Alissa White-Gluz Joins DragonForce

DragonForce have added former Arch Enemy vocalist Alissa White-Gluz as a full-time member. The British power metal band announced the lineup change Wednesday, with White-Gluz joining alongside longtime singer Marc Hudson rather than replacing him.

Her first shows with the band will happen this month at Welcome To Rockville and Sonic Temple Art & Music Festival, where DragonForce are planning sets built around the 20th anniversary of Inhuman Rampage. The band have also started recording new material with White-Gluz involved.

The move comes less than six months after White-Gluz left Arch Enemy, the melodic death metal band she fronted for more than a decade. She announced her departure in November and released the solo track The Room Where She Died the same day. In March, she introduced a separate project called Blue Medusa, featuring guitarists Alyssa Day and Dani Sophia.

DragonForce guitarist Herman Li described the lineup change as “an expansion of everything we’ve done up to this point” and confirmed the band are already working together on new music.

“Having Alissa in the room changes everything,” Li said. “She doesn’t just sing, she makes all aspects of our music better.”

The setup gives DragonForce two lead vocalists for the first time. Hudson remains in the band, which makes this feel less like a reset than a practical shift in how DragonForce write and perform. Their sound has drifted further into polished, oversized power metal over the last decade anyway, with more layered vocals and bigger hooks than the speed-focused chaos that first made them famous in the mid-2000s.

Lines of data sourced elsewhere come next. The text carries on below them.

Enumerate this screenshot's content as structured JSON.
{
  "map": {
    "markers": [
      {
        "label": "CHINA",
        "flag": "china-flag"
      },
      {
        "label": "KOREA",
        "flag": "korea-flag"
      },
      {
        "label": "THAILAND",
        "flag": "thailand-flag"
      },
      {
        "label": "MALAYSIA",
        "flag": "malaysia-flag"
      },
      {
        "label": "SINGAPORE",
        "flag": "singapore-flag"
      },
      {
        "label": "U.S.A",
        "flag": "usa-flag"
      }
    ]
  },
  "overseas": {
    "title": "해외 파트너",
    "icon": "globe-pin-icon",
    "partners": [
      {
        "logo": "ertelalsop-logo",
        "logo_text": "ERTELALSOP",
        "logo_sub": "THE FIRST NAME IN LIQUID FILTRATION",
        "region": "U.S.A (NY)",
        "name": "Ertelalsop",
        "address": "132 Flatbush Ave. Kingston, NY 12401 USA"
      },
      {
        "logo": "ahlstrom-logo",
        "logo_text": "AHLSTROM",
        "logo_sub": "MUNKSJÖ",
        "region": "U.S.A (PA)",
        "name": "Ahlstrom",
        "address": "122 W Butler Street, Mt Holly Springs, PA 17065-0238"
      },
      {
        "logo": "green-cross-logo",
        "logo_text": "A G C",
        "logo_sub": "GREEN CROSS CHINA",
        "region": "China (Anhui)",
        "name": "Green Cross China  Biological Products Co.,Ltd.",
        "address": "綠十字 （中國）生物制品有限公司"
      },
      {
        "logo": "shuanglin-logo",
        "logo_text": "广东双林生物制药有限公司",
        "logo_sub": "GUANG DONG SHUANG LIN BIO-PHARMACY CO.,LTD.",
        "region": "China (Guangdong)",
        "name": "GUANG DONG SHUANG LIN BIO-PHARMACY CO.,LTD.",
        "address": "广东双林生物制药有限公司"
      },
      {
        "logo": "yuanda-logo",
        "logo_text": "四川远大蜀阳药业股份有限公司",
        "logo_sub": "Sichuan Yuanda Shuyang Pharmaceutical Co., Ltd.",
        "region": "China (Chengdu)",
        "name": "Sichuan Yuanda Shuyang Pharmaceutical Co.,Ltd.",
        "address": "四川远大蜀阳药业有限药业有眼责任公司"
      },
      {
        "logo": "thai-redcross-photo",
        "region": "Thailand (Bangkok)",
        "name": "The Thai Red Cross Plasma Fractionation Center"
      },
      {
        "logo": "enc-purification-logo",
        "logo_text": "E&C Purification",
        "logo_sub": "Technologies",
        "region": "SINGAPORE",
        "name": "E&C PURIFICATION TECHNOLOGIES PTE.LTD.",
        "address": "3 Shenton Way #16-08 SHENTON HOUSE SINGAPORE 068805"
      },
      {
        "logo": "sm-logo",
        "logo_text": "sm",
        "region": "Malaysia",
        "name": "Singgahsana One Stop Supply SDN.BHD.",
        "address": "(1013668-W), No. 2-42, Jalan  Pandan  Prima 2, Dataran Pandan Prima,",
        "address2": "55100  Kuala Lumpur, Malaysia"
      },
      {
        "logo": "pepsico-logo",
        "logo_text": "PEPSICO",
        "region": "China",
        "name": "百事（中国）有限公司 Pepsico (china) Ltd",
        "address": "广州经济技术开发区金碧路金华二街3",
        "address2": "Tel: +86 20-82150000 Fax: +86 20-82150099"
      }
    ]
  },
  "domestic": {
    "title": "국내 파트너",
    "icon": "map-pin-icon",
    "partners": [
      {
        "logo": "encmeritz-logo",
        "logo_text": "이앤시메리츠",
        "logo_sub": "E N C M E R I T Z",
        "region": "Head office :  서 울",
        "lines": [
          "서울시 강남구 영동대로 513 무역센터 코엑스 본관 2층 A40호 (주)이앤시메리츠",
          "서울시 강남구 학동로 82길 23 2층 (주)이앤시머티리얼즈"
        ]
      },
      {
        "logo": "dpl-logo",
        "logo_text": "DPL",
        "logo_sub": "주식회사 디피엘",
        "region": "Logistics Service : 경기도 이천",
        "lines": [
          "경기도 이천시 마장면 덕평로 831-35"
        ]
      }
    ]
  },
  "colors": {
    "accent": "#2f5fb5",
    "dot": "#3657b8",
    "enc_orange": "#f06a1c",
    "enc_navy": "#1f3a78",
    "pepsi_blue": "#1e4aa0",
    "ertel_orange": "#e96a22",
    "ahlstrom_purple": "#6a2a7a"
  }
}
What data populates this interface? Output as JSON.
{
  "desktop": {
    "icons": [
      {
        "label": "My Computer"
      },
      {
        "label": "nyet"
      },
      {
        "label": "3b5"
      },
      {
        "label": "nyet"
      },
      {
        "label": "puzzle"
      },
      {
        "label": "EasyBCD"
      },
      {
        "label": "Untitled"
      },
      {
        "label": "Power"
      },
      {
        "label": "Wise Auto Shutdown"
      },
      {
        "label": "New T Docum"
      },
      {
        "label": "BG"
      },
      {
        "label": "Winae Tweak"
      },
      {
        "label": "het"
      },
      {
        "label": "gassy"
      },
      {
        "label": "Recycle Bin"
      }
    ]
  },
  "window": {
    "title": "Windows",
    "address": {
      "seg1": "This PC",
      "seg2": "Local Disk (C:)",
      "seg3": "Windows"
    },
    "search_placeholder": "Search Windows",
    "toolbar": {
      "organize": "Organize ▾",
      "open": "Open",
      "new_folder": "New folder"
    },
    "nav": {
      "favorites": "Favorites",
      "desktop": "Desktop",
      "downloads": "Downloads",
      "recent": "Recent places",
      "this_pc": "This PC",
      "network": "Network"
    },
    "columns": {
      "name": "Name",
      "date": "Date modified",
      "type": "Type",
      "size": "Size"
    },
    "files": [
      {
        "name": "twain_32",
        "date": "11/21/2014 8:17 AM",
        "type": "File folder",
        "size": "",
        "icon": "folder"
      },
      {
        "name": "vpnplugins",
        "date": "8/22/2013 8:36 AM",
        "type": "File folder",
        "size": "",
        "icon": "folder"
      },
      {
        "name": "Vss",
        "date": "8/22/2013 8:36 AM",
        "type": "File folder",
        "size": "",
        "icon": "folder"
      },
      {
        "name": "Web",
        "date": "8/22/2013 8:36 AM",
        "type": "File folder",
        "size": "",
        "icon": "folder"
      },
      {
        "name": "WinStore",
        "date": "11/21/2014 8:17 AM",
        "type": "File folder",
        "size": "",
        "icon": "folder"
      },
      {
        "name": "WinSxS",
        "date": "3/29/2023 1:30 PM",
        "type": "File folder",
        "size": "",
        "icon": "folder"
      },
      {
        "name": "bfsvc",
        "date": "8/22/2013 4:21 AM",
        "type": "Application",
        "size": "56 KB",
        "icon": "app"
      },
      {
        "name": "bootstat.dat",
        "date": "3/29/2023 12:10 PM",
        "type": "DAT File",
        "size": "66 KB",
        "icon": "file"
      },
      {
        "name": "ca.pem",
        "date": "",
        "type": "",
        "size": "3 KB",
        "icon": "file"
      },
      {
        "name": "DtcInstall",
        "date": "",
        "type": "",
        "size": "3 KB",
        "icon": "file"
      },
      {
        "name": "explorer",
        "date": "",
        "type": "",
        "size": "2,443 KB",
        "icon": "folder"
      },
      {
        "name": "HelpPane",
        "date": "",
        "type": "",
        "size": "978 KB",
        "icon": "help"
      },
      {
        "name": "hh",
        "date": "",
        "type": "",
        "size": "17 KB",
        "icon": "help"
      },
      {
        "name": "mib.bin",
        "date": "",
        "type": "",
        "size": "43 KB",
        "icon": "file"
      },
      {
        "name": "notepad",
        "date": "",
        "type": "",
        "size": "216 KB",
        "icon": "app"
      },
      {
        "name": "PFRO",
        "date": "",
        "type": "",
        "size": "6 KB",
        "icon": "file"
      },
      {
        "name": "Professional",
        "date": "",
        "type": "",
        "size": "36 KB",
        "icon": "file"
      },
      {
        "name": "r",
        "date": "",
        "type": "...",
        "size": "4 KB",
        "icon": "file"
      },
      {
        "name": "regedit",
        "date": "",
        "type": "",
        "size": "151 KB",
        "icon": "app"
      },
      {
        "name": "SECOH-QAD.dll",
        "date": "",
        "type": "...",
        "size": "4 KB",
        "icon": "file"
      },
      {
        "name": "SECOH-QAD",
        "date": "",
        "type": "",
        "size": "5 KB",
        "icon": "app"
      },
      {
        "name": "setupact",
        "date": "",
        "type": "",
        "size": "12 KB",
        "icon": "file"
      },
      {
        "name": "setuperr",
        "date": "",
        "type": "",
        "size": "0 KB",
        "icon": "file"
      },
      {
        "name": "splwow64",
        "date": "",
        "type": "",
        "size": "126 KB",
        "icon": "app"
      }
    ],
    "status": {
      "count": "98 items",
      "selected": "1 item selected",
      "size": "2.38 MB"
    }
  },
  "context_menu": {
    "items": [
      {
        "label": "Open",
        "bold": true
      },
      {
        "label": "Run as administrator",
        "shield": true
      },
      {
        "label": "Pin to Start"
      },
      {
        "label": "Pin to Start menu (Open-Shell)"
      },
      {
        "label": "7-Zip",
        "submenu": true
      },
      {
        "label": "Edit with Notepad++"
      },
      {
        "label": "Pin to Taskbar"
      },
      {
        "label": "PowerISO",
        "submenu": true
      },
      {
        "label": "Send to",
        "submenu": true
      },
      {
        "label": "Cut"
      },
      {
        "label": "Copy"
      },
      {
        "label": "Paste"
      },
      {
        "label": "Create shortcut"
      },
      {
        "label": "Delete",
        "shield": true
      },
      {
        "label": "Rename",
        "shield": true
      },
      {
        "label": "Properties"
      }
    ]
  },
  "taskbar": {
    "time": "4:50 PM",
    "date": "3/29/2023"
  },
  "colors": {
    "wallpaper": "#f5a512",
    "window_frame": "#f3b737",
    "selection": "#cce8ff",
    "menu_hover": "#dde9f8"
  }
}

White-Gluz has crossed paths with the band before. She appeared on an alternate version of “Burning Heart” from DragonForce’s 2024 album Warp Speed Warriors. Her range fits naturally into what the group already do, especially now that their records lean as heavily on vocal arrangements as guitar solos.

The timing leaves open questions around Blue Medusa, which only released its debut single, Checkmate, in March. Early attention around that band focused heavily on the pairing of Day and Sophia, two younger guitarists who brought a sharper modern metal edge than anything connected to DragonForce.

White-Gluz also still has a solo album waiting in the background. Reports dating back several years have claimed the record is finished, with guest appearances from Jeff Loomis, Oliver Palotai, and Doyle Wolfgang Von Frankenstein. No release date has been announced.

Earlier this year, Arch Enemy replaced White-Gluz with former Once Human vocalist Lauren Hart. Hart made her live debut with the band in Beijing in March and appeared on the recent single To The Last Breath.

DragonForce are choosing to roll this version of the band out in front of festival crowds instead of easing into it through smaller headline shows. That usually tells you how confident a band feels about a lineup change.